Wednesday, 18 November 2015

I think there’s something stupid about moaning about the inevitability of getting older (I mean, but yes, things get scarier)


I got really annoyed this week at a feminist commentator asking people to stop referencing the fact she heading towards her 30th. She’s younger than me (and Gaga with whom I share a birthday week) and it was the first time someone moaning about turning 30 annoyed me. Cos, ok, each new decade is a right of passage. BUT one: you’re in the public eye people are going to know your age. And two: own it, and don’t say with one breath 'will people stop mentioning I’m 30 it’s not a big deal' and with the next say, 'actually turning 30 is a feminist issue as being 30 is so different for women than for men'. GAH.

I think there’s something stupid about moaning about the inevitability of getting older, boo fucking hoo. I mean yes things get scarier – will I have kids – will I meet someone who is sexually and intellectually fulfilling – will work be ok – why does everything I read in the news break my heart will everyone realize I’m a fraud – will I get a dog – is it necessary for my periods to reach levels of world ending pain – am I ever going to stop pretending I may one day be a Blue Peter presenter? But hey there are questions all the time about everything. They only get more urgent if we allow them too. There’s a solution to every problem and sometimes it’s the solution we least expect.

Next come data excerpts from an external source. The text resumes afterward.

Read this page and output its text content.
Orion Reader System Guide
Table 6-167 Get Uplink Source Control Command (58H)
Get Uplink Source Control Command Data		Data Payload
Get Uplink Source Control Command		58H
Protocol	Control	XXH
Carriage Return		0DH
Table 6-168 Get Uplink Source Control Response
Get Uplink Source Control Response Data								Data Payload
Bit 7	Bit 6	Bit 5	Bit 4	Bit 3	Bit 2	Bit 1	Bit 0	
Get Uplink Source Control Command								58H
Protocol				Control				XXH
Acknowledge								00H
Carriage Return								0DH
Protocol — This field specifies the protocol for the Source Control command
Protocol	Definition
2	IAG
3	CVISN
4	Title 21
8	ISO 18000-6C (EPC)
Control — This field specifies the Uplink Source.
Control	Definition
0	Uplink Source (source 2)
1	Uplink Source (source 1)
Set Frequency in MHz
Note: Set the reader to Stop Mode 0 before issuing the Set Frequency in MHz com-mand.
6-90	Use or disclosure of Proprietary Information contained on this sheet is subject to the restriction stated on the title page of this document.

And all this with a pinch of the LOL salt – as I’m still not very old at all. But things are changing… some are magic, some are a bag of balls. My cheekbones have appeared, they are now right there on my face not hidden beneath two inches of puppy fat – bones generally seem to be appearing, collarbones, knee bones, hand bones, shin bones. BONES. I am strong. I feel strong and aware of my body, I’m ‘devil may care on my bike’ as a boy told me last week. But I can balance on high things, and do that stand up from being on my toes dirty dance thing, and do a whole gym class without feeling dizzy. I feel like if I wanted to, I could try a cartwheel. (I won't, I'll damage myself. BUT I COULD)

I can recall songs in pub quiz rounds, this is a whole new skill – I have a huge encyclopedia of brain pop but have never been good at recalling it. I am now.

Sometimes I look in the mirror and feel like I’d like to wear a balaclava until the day I die. But more often than not I’m kinda cool with what I see. I joke ‘I only need to lose weight for the people that look at me’ and I mean it, as far as I’m concerned, what I got ain't bad. It does walking and talking and my hair is fucking cool.

Older men and younger men flirt with me. LOLZ. Silver foxes and gorgeous twenty year olds with loads of hair. Some men still find me terrifying; these men now make me laugh. Some women find me terrifying; and I want to be friends with them so I try, and don’t worry when I don’t succeed.

Look. Things can be rubbish, really rubbish, but getting annoyed with people for merely recognising AGE as a thing is plain silly. I’m NEARLY 30 and I'm saying ain’t nobody got time for that.